There are many who think of quesadillas as something basic. Just cheese and tortilla, something that was eaten as an after-school snack, perhaps heated up in the microwave. But there's a woman working in Echo Park — she introduces herself only as Alejandra — who is creating some of the most soulful food in Los Angeles. And she's “just” making quesadillas.

The menu at this street cart proves that, in the right hands, something seen as average can very nearly become art. Alejandra starts by grabbing a handful of blue corn dough from a big bucket of it. It looks exactly like Play-Doh, and as the dough is stretched into a disk, it moves like Play-Doh, too.

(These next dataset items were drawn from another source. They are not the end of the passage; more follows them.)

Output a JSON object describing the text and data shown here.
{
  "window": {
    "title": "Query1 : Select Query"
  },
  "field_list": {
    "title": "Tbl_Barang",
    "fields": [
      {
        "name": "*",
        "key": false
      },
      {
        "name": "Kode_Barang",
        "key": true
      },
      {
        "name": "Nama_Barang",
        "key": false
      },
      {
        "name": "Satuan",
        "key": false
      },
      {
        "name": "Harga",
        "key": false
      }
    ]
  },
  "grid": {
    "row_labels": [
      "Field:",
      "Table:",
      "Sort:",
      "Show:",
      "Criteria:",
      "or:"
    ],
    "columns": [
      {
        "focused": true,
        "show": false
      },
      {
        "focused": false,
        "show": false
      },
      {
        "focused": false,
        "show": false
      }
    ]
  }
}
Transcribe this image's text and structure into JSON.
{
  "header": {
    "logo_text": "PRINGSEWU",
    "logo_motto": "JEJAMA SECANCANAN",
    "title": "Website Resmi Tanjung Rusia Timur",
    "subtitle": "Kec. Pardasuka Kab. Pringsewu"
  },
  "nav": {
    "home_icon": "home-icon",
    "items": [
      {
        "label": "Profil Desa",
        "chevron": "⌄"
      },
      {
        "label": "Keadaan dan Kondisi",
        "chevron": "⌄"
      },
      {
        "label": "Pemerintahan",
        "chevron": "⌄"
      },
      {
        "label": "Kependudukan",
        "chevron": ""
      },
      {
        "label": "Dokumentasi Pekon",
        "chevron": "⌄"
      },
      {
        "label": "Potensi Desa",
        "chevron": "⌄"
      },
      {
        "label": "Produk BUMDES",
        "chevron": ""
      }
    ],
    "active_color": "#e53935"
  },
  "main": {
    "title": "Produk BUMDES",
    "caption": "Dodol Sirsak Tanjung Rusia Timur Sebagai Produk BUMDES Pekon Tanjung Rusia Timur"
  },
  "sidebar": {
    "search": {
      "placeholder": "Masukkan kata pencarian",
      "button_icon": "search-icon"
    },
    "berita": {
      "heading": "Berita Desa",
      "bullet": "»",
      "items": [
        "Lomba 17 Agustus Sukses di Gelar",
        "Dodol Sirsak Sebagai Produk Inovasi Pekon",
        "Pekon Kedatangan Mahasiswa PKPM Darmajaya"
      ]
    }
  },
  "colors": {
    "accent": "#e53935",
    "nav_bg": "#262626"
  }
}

As the tortilla begins to crisp up on the griddle, Alejandra adds cheese and another option of your choosing. You gotta go with huitlacoche, the fungus that grows on corn and is sought after by gourmands around the world. Here it's been sauteed with onions and spices to create a guisado that's rich and a little spicy. It stands up entirely on its own, but cut it with one of the meat options if you're nervous about diving totally into corn smut.

The huitlacoche mix is pretty runny, so you'll probably eat your quesadilla standing in the parking lot behind Alejandra's mobile grill. Which is the perfect setting in which to eat a dish that's so L.A. in its secret complexity and embrace of the rare. A parking lot off the main drag of a loud neighborhood? The city's favorite dining room.

Southwest corner of Sunset Boulevard and Echo Park Avenue. Fri.-Mon., 11 a.m.-5 p.m., more or less. Quesadillas usually cost $4.